Previously, in Sister Marianna’s life of faith, a crucifix had always spoken to her of God’s love.
That vision of love utterly disappeared in the face of her mother’s suffering.
“I began to see the cruelty of the crucifixion,” Sister Marianna said. “It didn’t comfort me anymore. It became more of a desolation.”
She even thought that God was cruel in allowing her mother to endure such trials.
“I began to feel angry at God,” Sister Marianna said. “I contemplated taking revenge. I was very tempted. I was thinking about how to do that. I thought that the perfect revenge would be to walk away from religious life, walk away from the Church, walk away from God.
“That would be my revenge, to turn my back on God.”
She was about to act on those dark thoughts when she remembered her mother’s final words to her.
“I couldn’t do that to her,” Sister Marianna said. “I couldn’t walk away from my mother. That kept me in religious life. I always think about that every time I have a difficulty.”
“A witness to … putting God first”
While Sister Marianna was still a novice, the Carmelite community in Long Beach decided to close their monastery and disperse to other communities in the United States.
She eventually was accepted into the Monastery of St. Joseph in Terre Haute, and became the first of several nuns from cultures around the world to join the community.
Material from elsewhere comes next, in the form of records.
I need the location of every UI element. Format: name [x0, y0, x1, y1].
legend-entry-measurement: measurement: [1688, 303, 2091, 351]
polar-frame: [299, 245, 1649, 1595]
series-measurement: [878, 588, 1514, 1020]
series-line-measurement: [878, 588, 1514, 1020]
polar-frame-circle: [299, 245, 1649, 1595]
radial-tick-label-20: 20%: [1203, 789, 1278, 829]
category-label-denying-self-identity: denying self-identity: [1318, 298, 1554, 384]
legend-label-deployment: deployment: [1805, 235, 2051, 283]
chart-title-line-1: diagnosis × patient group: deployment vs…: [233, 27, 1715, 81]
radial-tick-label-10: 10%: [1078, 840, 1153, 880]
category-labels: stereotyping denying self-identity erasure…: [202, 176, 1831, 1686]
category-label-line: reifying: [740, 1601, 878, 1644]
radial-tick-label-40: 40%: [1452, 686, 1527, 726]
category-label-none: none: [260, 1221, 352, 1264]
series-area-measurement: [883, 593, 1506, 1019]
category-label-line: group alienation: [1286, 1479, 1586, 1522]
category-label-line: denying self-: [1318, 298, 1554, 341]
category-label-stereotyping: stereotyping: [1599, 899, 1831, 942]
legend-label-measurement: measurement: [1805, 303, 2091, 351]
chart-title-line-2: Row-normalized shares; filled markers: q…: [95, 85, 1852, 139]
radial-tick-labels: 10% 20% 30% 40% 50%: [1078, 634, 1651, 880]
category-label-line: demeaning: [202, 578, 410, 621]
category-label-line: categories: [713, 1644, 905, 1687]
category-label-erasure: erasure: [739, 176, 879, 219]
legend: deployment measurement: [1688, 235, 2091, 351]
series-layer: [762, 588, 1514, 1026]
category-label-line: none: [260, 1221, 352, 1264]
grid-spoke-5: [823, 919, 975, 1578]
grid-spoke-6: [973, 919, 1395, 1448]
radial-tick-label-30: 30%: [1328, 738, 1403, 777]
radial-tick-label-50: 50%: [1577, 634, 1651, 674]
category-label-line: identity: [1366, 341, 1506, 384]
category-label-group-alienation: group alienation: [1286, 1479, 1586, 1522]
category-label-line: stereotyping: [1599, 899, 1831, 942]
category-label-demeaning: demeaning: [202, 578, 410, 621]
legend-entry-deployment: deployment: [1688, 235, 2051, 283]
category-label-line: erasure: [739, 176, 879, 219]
Although there are only 14 members, they hail from Great Britain, South Korea, Trinidad, the United States and Vietnam.
“None of us chose each other,” Sister Marianna said. “It was Christ who brought all of us together. And in Christ, we remain and live our lives joyfully. That’s a witness. There is diversity, yes. But there’s also unity.”
Carmelite Mother Anne Brackmann is the prioress of the Monastery of St. Joseph. She sees the unity of her diverse community grounded in their common Carmelite culture.
“We all embrace it,” she said. “Then, in the midst of living that, there are significant cultural elements that we try to learn from each other, primarily by the nuns from the other cultures telling their stories.”
Living as a contemplative nun that is hidden both to the broader Church and the rest of the world, Sister Marianna is still convinced that she and her fellow Carmelites provide a prophetic witness to secular society.
“The sacrifices we make living this daily life as Carmelite nuns are a witness to the Church and the world of the primacy of God’s existence and putting God first,” she said
At the same time, Mother Anne shares with the Carmelite nuns that she leads an “admiration” for the lives of faith that lay Catholics around the world seek to live each day.
“We receive many requests for prayers,” Mother Anne said. “They come primarily through the Internet. We see the tragic situations that people are in, and the support that they ask of our prayers. That just really motivates us very much.”
Sister Marianna knows that God might be calling some people living in the middle of the world to consecrate themselves to him as she has done.
“They have to really listen to their hearts,” she said. “God speaks to our human hearts. It’s very important to listen in silence to that soft, gentle nudging or calling of God to consecration.”